SQL ERROR in BULK INSERT. #4866 Severity: 16 State: 1 Message: SQL Server message 4866, severity 16, state 1, procedure , line 1: The bulk load failed. The column is too long in the data file for row 1, column 12. Verify that the field terminator and row terminator are specified correctly.

I suspect that something is wrong with my row terminator. Expanding the field size of the 12th column, immediately before eID, complains about

Bulk load data conversion error (type mismatch or invalid character for the specified codepage)

Playing around with the ROWTERMINATOR statement, I settle on, in python, ROWTERMINATOR = '{}'.format(chr(10))

Still problems. Maybe if I add the KEEPIDENTITY keyword...

Bulk load failed. User does not have ALTER TABLE permission on table 'dbo.tStaging'. ALTER TABLE permission is required on the target table of a bulk load if the target table contains triggers or check constraints, but the 'FIRE_TRIGGERS' or 'CHECK_CONSTRAINTS' bulk hints are not specified. ALTER TABLE permission is also required if the 'KEEPIDENTITY' bulk hint is specified.

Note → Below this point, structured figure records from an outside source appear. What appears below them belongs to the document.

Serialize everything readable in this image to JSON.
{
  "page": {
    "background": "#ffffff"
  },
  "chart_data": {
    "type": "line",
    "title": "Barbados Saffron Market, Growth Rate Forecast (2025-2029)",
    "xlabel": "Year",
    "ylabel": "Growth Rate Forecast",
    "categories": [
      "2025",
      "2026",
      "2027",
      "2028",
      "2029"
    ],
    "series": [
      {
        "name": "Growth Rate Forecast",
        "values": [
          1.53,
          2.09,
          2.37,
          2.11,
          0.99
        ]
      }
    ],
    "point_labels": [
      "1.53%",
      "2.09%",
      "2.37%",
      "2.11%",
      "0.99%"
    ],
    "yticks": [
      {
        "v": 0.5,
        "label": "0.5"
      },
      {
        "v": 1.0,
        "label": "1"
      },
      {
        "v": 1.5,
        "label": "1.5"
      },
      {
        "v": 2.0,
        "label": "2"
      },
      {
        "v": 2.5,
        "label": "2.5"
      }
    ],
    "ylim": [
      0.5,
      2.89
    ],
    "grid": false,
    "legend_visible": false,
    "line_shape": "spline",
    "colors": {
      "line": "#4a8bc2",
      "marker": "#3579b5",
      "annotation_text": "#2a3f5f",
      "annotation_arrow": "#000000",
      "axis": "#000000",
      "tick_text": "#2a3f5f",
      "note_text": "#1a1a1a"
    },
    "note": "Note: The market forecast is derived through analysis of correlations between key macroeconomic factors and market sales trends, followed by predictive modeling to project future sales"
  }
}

That's weird, I say to myself, why would you need ALTER TABLE for KEEPIDENTITY? Then I look up KEEPIDENTITY again, and realize it's basically the opposite of what I want. I want it to "GENERATEIDENTITY" instead, but that's not an option. So, one option is to go with an XML file where I specify that the eID column is not coming from the imported data. Nah, I'll try a view instead.

Once the view was written, with all columns - minus eID - in same order as the underlying table, I could execute the following

qstring = "BULK INSERT {} FROM '{}' WITH ( FIELDTERMINATOR = '{}', ROWTERMINATOR = '{}', MAXERRORS = 1024, FIRSTROW = {}, KEEPNULLS, ERRORFILE = '{}', TABLOCK )".format(viewname, filename, fieldSep, chr(10), 1, ename)

which generates e.g.

BULK INSERT [dbo].[tStagingView] FROM 'S:/path/to/file.csv' WITH (
  FIELDTERMINATOR = ',', ROWTERMINATOR = '[newline here]',
  MAXERRORS = 1024, FIRSTROW = 1, KEEPNULLS, 
  ERRORFILE = 'S:/path/to/file.err', TABLOCK )

I have to police the directory for error dump files and remove them before the SQL call, or I need to name my error files "{}.err".format(gmtime()) and trash them manually, but frequently. I had intended to use the system temp directory via ERRORFILE = '%TEMP%/file.err'. But that gives:

Cannot bulk load because the file "%TEMP%/file.err" could not be opened. Operating system error code 3(The system cannot find the path specified.).

So despite SQL Server resolving linux-style path slash direction, it can't handle a simple environment variable expansion. Maybe I'll hard-code my server's temp directory path into my python code so I don't have to do any manual purges of my data directory. An alternative would be to create a cross-drive junction/symlink that points to the system temp, but that seems to be asking for trouble.